For more information on specific methods in the Python SDK, please view our API reference guide.

The Asynchronous Inference API aims to help alleviate the problem of how long inferences can take so you can provide responses faster to clients. The inference data is stored for 24 hours and is then deleted. This can be used simply in the Python SDK due to it managing your headers and also authentication, as well as providing helper methods to manage the responses received from the server.

Requirements

Please follow How to create an OctoAI API token if you don’t have one already.

Let’s go ahead and expand on our example from Whisper speech recognition.

The basic setup is still the same as in the previous example.

Python
from octoai.client import Client
from octoai.types import Audio
import time

audio_base64 = Audio.from_file("she_sells_seashells.wav").audio_b64  # put your file location here
inputs = {"language": "en", "task": "transcribe", "audio": audio_base64}
OCTOAI_API_TOKEN = "API Token goes here from guide on creating OctoAI API token"
# The client will also identify if OCTOAI_TOKEN is set as an environment variable
client = Client(token=OCTOAI_API_TOKEN)

whisper_url = "https://whisper-demo-kk0powt97tmb.octoai.run/predict"
whisper_health_check = "https://whisper-demo-kk0powt97tmb.octoai.run/healthcheck"

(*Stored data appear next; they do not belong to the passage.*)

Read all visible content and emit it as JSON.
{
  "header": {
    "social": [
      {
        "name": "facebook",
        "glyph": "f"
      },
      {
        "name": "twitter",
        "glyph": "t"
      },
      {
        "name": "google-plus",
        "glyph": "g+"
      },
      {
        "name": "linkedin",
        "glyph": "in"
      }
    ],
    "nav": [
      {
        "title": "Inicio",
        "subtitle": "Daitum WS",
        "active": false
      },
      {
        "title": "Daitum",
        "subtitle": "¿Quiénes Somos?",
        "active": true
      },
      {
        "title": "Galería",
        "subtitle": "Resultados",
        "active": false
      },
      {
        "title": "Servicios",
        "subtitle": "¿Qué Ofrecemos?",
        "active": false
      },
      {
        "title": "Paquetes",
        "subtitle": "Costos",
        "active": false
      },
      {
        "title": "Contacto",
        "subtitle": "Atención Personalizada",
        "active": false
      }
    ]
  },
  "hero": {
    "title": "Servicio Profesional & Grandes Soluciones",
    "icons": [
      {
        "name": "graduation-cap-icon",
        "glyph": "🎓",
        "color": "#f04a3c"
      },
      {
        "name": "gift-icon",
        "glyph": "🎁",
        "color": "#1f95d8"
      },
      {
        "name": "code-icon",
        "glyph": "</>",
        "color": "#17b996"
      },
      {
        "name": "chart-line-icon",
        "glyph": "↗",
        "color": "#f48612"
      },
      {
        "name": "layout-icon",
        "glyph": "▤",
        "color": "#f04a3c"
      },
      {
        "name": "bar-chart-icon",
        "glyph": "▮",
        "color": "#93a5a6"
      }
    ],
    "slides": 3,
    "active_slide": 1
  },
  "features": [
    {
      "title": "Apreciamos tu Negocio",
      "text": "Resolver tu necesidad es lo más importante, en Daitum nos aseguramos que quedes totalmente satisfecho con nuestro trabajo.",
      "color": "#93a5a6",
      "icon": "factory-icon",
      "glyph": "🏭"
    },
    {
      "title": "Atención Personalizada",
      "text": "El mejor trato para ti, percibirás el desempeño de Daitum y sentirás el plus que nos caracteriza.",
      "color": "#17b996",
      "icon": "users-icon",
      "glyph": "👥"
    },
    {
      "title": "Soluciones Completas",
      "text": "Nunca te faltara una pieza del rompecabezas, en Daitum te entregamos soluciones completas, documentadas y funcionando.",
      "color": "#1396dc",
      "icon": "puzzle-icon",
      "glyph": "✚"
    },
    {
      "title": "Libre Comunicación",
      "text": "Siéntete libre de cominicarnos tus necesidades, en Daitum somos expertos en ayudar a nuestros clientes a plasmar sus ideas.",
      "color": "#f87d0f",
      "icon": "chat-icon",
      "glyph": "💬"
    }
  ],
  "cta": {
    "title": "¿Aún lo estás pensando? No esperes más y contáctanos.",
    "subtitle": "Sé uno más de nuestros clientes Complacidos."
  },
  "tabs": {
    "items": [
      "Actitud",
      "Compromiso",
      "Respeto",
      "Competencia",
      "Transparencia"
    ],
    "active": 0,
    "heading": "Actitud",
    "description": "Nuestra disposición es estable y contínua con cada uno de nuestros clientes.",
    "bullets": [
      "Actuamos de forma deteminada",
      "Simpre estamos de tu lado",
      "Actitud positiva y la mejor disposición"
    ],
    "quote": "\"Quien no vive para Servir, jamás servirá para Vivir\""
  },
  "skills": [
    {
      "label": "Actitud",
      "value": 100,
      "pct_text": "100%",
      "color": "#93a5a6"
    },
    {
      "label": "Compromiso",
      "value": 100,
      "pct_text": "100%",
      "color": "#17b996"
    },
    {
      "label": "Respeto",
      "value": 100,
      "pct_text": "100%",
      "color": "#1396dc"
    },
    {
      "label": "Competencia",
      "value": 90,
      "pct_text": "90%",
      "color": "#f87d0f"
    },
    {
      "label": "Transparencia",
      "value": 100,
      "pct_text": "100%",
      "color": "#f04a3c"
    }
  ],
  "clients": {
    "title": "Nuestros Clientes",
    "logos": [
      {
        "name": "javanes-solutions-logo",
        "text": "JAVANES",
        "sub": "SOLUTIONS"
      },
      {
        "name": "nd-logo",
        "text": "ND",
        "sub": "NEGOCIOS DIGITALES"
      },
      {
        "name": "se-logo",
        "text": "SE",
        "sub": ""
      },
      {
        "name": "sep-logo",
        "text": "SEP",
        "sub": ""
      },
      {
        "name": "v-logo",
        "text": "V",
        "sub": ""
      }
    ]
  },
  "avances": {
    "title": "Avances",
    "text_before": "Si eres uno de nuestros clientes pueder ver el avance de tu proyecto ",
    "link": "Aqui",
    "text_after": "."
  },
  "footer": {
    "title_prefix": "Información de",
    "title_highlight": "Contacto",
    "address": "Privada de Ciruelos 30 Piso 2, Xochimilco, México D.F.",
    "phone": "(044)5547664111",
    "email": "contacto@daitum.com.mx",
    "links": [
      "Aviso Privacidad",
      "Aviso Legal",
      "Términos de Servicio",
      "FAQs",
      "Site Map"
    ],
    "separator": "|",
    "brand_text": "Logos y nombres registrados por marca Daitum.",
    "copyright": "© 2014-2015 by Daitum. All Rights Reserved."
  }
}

# First, you can verify the endpoint is healthy.
if client.health_check(whisper_health_check) == 200:
  future = client.infer_async(whisper_url, inputs)

# Typically, you'd collect additional futures then poll for status,
# but for the sake of example...
while not client.is_future_ready(future):
  time.sleep(1)

# Once the results are ready, you can use them in the same way as you
# typically do for demo endpoints
result = client.get_future_result(future)

assert (
  "She sells seashells by the seashore"
  in result["response"]["segments"][0]["text"]
)

The pattern of creating a future with the same URL and inputs is the same regardless of the endpoint you’re using.

For more information on the basics of accepted inputs for each endpoint, see Example Models on Python SDK. If you merge those steps with client.infer_async and client.is_future_ready as well as client.get_future_result, all endpoints can be used asynchronously on the server side, allowing you to collect futures and poll for when one is ready then surface those results. More information about these methods is available at the SDK Reference.